2. Cross-section of a micro-Resistive WELL.

The m-RWELL represents in this moment the main activity of the DDG group because it has been proposed for high energy physics experiments (LHCb, CREMLINplus and IDEA) as well as for neutron detection (ATTRACT-URANIA, URANIA-V). In parallel several groups worldwide are proposing new apparatus or upgrades based on m-RWELL technology: CMD3, Budker Institute (Ru); X17 – CERN-INFN; York Long Chamber, University of York (UK); STCF (China); EIC and CLAS12, Jlab (USA).

LHCb – phase II upgrade (2017): the m-RWELL is the candidate to substitute the GEM detectors of the innermost region of the muon stations. Because of the high particle rate, new layouts for the grounding network of the detectors are under characterization. The capability to stand the particle flux up to 20 MHz/cm2 has been measured with both X-rays and particle beams.

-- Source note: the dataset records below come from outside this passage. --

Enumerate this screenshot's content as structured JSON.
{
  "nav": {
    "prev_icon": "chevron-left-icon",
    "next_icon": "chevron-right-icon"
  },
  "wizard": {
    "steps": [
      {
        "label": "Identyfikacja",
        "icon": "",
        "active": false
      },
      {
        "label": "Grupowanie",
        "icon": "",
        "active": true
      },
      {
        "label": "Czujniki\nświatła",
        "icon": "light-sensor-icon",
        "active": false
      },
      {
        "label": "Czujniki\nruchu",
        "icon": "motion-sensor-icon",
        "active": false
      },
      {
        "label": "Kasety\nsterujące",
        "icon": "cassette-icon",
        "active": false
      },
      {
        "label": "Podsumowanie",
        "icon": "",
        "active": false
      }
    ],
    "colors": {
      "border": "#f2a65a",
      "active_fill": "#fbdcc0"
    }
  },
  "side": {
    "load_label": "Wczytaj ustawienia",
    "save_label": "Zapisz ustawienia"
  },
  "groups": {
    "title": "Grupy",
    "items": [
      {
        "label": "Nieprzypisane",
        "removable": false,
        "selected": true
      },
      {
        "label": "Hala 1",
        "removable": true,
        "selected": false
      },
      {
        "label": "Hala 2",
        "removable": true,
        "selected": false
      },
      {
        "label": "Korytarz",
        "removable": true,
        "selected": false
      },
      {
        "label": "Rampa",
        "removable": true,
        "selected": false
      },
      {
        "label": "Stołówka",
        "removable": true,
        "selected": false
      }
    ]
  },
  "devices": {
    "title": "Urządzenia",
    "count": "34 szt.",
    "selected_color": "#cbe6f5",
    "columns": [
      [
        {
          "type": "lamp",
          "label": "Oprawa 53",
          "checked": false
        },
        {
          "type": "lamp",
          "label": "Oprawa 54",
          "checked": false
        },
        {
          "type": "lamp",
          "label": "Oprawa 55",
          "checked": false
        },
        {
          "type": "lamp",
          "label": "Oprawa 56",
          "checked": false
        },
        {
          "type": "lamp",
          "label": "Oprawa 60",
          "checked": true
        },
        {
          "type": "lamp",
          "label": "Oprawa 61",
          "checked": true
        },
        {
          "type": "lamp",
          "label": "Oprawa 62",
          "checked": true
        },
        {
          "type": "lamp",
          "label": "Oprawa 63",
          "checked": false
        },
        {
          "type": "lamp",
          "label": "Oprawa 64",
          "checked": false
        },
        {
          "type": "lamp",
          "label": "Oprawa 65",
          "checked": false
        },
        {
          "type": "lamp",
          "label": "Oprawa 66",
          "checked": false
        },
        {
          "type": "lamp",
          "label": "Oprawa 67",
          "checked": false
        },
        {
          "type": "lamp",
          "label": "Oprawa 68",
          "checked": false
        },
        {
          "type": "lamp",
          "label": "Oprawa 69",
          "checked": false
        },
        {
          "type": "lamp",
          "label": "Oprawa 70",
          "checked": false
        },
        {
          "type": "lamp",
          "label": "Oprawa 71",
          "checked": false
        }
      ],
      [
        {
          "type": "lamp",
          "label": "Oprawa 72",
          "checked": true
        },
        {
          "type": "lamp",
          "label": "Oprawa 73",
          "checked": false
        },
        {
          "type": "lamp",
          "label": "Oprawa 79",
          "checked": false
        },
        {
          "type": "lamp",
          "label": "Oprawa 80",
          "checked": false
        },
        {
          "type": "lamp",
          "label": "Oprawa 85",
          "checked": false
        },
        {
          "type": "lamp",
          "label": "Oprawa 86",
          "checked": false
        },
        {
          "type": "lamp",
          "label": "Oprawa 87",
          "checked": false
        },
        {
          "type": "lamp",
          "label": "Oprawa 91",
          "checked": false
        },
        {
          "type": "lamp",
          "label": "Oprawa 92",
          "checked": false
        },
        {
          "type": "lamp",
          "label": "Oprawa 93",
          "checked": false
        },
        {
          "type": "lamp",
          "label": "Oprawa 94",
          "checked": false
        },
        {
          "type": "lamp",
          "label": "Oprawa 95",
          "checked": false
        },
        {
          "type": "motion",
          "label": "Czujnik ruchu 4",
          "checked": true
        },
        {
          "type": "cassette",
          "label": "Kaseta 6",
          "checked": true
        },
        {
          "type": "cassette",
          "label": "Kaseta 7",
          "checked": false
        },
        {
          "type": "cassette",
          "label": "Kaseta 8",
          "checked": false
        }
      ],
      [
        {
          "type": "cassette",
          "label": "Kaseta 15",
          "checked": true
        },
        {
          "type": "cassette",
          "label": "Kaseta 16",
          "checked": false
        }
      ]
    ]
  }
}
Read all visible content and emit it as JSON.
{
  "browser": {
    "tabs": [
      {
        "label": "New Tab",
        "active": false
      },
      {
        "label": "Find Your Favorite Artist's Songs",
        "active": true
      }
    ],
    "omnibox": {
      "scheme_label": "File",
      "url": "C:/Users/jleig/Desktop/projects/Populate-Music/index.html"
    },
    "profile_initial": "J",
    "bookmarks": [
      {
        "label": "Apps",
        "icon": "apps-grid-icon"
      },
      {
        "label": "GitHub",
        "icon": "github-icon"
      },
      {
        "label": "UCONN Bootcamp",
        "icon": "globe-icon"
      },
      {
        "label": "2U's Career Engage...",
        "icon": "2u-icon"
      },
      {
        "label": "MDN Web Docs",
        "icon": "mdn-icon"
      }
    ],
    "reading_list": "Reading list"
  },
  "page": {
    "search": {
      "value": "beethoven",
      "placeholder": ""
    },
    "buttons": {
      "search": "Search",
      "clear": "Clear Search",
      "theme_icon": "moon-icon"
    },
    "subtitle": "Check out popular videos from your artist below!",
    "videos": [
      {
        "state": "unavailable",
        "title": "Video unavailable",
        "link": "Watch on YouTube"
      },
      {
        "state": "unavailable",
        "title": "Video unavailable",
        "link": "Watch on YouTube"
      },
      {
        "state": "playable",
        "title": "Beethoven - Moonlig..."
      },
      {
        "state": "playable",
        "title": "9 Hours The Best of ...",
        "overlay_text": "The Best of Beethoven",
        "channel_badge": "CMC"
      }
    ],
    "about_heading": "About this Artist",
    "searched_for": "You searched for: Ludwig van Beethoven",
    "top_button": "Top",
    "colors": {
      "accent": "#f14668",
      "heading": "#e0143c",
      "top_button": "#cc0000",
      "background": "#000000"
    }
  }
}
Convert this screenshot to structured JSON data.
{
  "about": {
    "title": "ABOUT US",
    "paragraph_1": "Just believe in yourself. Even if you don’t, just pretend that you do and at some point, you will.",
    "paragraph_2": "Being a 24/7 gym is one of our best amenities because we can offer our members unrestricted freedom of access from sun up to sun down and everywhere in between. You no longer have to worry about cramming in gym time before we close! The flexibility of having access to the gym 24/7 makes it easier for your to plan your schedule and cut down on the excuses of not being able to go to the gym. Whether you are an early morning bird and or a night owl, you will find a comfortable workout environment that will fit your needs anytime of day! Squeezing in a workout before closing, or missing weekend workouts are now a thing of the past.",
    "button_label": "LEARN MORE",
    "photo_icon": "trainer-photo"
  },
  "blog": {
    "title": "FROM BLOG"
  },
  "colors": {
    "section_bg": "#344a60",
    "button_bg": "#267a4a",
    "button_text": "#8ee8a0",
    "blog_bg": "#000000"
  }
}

3. The C-RWELL prototype for CREMLINplus

CREMLINplus (2020): the Super Charm-Tau Factory  (SCTF) will be an electron-positron collider to be built in Russia in order to study final states with c quark or tau lepton in the final state. The apparatus to detect these states will need a light inner tracker to reduce systematic errors in the particle trajectory reconstruction. The proposal is to build a Cylindrical-RWELL with an innovative modular design. The modules are roof tile shaped with the possibility to open the detector and replace them in case of malfunctioning. A first prototype has been realized at the end of 2021 (Fig. 3).

IDEA (2020): in this apparatus for a future electron-positron collider (FCC-ee and CepC) the m-RWELL finds room for two detection systems: the pre-shower, to identify the decayed π0 before the produced gammas enter the calorimeter, and the muon tracker. The challenge here is the mass production of about 20.000 detectors 50×50 cm2 active area for a global detection surface of 5000 m2.

ATTRACT-URANIA (2019), URANIA-V (2021): the safety of citizens passes also through the fight against radioactive materials smuggling and the monitoring of nuclear waste. These tasks require efficient neutron detectors. The signal creation in particle detection is based on Coulomb interactions, so electrically neutral particles cannot be directly detected. The introduction of a converter makes this detection possible: in case of neutrons, they scatter on the converter releasing slow charged particles. In the framework of the European founded project ATTRACT-URANIA and the CSN5 founded project URANIA-V, the LNF-DDG group is working on the optimization of this converter, realized sputtering parts of the detector with boron carbide, in collaboration with INFN-Fe and with the European Spallation Source Coating Workshop (Lund, SWE). Efficiency up to 5% has been measured with neutron at the HOTNES source facility of the ENEA-Frascati. Thanks to its compactness, a stack of m-RWELL can be realized in a limited space while increasing the neutron detection efficiency.

4. SRPC with kapton and DLC electrodes mounted on glass substrates.

SRPC (2019): aside the activities on m-RWELL, the DDG group started a new R&D on Surface Resistive Plate Counters (SRPC, Fig. 4). The technology on DLC sputtering is indeed suggesting a possible introduction in the well-established field of this technology. The goal is to transfer the resistive MPGD technology based on DLC to realize SRPCs with a rate capability up to or larger than 10 kHz/cm2.